Now. Let’s circle back to the basic point of all of this. When my dad told me he was putting me through college, what he DIDN’T tell me was that he was taking out student loans in my name. Which he, I presume, intended to pay back. At least, at the time he took them out he probably did. At that point in time, his life was probably relatively normal and he thought he could manage it. But he never told me about them. I imagine he signed on my behalf, because I never consented to take out student loans in my name. Ever.

That’s why this is so complicated. Because those loans DID put me through school, sure. But I wouldn’t have taken them out had I known they existed. I would have gone to UT, like I’d originally planned to. So for the past five years of my life, I’ve had random process servers show up saying “hey, you defaulted on this loan and you’re being taken to court.” Every time this has happened I’ve set up a payment plan. Its gotten to the point that its almost a running joke in the office that I work at. They all know the history between us, and that these things kept popping up.

So that’s the long and short of it. Basically, my dad took out about eighty thousand dollars of student loan debt in my name that I wasn’t aware of, and I’ve been dealing with the trickling effect ever since. That, and I’ve also tried to gain some kind of closure on the dynamic between him and my mother, but as I said, I’ve resigned to the fact that this simply isn’t going to happen.

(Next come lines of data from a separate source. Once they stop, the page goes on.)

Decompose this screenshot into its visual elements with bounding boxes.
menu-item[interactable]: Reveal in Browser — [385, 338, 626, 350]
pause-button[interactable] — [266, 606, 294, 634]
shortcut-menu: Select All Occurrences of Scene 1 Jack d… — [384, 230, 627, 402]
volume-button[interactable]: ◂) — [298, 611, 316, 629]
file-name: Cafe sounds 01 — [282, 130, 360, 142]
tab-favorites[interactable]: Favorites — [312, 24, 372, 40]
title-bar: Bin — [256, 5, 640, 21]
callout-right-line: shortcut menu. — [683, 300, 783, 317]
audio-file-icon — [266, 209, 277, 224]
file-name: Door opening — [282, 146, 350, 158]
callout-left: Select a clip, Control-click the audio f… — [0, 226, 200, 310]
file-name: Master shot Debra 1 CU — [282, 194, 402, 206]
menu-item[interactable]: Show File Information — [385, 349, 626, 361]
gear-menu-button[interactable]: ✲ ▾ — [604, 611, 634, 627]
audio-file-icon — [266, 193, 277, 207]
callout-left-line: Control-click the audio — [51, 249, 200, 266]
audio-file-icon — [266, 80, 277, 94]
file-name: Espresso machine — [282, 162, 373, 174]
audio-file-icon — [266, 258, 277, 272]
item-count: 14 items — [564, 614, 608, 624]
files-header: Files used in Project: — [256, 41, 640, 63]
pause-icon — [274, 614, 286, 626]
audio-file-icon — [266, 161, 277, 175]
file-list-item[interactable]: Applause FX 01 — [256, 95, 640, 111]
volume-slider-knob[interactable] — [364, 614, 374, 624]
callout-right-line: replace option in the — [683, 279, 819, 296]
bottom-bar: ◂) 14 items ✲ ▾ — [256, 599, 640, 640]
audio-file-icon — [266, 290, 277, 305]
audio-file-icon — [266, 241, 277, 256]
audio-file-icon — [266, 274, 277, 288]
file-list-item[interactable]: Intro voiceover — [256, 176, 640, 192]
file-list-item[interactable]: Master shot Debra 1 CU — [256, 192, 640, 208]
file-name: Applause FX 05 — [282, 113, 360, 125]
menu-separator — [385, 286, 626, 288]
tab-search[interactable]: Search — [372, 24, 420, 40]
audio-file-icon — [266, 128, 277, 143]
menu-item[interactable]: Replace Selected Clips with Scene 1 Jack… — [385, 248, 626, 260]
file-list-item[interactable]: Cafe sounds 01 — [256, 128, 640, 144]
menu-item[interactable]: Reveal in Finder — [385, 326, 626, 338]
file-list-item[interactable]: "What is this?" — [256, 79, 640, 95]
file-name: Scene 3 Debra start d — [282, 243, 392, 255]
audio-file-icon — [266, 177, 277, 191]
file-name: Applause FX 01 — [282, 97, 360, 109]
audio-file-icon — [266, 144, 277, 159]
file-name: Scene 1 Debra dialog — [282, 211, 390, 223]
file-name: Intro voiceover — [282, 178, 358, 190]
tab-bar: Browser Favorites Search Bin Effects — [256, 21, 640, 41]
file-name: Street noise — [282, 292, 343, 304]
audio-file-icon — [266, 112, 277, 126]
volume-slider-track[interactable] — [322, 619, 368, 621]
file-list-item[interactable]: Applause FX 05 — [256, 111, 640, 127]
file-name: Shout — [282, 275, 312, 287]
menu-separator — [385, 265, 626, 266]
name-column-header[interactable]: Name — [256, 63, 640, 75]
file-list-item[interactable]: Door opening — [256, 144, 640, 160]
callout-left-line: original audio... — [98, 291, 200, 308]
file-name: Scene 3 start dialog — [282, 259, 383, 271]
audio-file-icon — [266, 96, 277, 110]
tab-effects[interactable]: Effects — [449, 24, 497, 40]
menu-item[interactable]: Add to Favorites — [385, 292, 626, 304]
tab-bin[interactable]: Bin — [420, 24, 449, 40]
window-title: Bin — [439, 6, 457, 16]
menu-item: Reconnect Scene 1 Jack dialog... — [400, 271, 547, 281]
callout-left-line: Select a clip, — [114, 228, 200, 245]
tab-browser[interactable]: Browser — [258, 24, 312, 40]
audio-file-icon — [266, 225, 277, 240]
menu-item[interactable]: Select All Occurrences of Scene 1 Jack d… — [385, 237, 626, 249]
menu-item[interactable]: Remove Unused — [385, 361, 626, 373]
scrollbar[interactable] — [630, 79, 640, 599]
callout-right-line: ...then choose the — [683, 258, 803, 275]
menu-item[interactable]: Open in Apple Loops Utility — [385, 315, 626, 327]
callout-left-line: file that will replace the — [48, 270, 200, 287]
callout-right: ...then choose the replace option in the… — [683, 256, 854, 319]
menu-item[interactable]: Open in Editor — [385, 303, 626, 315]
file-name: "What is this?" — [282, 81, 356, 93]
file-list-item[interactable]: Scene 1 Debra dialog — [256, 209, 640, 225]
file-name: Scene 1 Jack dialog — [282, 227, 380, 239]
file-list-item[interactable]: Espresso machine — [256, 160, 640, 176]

So there. Now you all know the full story. I want to thank, from the deepest depths of my heart, the people who have been supportive. You have no idea how much it has helped me cope with this. Because yes, it is extraordinarily frustrating to have ignorant morons talk shit about you on a show that is essentially nothing more than a small town gossip website.

I remember growing up that I wanted to be something big. And you know what wasn’t the first thing that came to mind? Making fun of people who are dealing with serious psychological issues that effect them viscerally as a human being.

Keep it up, Scoop people. You’re really doing this world a great service.